Furthermore, the expenses associated with automated retries add another hidden expense. We have to look beyond the basic per-GB rate and adopt the “Cost Per Successful Request” (CPSR). This metric provides a more accurate reflection of true operational expenses.
To calculate the cost of each valid data retrieval, use the following formula:
CPSR = price per GB / 1,000 * 1 / Success Rate
In this equation, the “success rate” is the percentage of requests that return an HTTP 200 OK status along with the intended data. Organizations can make better financial decisions if they start evaluating proxy services through the lens of CPSR.
DataImpulse is a reliable provider of residential, mobile, and datacenter proxies with non-expiring traffic and a pay-as-you-go model, meaning purchased traffic remains available until it is used. This vendor offers more than 90 million IPs in 195 countries. Teams usually choose DataImpulse for web scraping, ad verification, market research, SERP monitoring, and website testing.
Why is DataImpulse cheaper than other vendors?
The pricing structure is based on the proxy sourcing method.

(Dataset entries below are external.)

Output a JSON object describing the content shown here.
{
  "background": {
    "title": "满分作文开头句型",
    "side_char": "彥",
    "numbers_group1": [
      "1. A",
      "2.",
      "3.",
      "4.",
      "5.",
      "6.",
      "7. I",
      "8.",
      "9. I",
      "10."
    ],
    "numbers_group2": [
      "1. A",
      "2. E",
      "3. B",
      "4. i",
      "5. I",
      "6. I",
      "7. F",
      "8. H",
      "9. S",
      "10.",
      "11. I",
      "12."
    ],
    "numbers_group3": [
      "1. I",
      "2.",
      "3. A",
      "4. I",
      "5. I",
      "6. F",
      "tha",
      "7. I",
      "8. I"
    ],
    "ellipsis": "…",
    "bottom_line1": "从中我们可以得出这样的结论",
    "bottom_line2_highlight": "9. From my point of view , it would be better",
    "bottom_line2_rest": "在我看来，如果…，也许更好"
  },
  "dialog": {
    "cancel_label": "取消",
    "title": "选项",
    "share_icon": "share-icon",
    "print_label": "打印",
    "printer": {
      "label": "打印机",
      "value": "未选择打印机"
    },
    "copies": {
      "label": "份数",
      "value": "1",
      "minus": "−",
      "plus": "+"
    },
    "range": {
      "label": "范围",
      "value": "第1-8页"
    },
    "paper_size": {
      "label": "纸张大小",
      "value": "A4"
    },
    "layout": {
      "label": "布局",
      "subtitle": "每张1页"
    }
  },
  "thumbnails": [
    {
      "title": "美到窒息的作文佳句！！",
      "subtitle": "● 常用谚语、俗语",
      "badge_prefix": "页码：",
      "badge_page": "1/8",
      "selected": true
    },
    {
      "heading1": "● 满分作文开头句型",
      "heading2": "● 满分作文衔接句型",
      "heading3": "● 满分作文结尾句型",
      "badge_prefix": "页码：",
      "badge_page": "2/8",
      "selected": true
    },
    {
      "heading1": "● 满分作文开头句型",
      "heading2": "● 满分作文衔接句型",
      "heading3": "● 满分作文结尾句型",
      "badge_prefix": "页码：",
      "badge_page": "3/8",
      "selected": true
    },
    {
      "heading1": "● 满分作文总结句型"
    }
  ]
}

Many providers purchase traffic rights from ISPs and resell them, which includes an additional markup. DataImpulse sources IP addresses directly through its own application and SDKs, bypassing intermediaries to avoid extra costs. This operational model complies with all legal standards.
How to reduce your scraping costs by 30-60%
Cost efficiency in data collection is primarily achieved by minimizing inefficient requests and increasing the success rate of each attempt.
To optimize expenses, match proxy types to the specific requirements of the task. Using cost-effective proxies for straightforward targets while reserving higher-trust proxies for more challenging endpoints can reduce unnecessary spending.
Refining retry logic is also important. Failures should be addressed based on their specific status codes. Avoiding repeat requests under identical conditions prevents the waste of resources.
Proxy rotation should be managed strategically rather than randomly. Implementing sticky sessions and rotating based on indicators such as blocks or elevated failure rates can improve both stability and overall success rates.
Incorporating caching and deduplication techniques helps manage traffic. By avoiding redundant requests for data that has not changed, it is possible to decrease total request volume.
Implement a cost-aware proxy routing strategy. Prioritize lower-cost alternatives, escalating to premium options only when strictly necessary. This approach facilitates a more efficient resource allocation model, ensuring that infrastructure investments are directed toward the areas of greatest impact.
Lastly, pay attention to how your scraper interacts with websites. When a browser loads a page, it also pulls images, scripts, videos, and even fonts. Thus, lots of traffic is generated. Use HTTP requests for structured data and browser-based scraping when JS rendering is necessary.
These optimizations don’t require a comprehensive system overhaul. Incremental improvements in request efficiency can harvest significant cost reductions.
Start measuring your current CPSR baseline
At first sight, scraping costs look like a simple equation between proxy price and bandwidth. But the real drivers of cost lie deeper. As we’ve seen, unnecessary retries and poor rotation strategies contribute to a growing gap between expected and actual costs. A system with low success rates will always consume more resources.
The important shift is moving away from thinking in terms of raw pricing and toward thinking in terms of efficiency. It doesn’t always require major steps, simple adjustments are key. Better proxy selection, cost-aware routing, caching, and improved retry logic are among them. From factual proxy usage data from DataImpulse, we’ve seen that even small optimizations can noticeably reduce total costs. Every request should add value, so spending must be thoughtful and deliberate. Audit your scraping pipeline against these 5 mistakes today.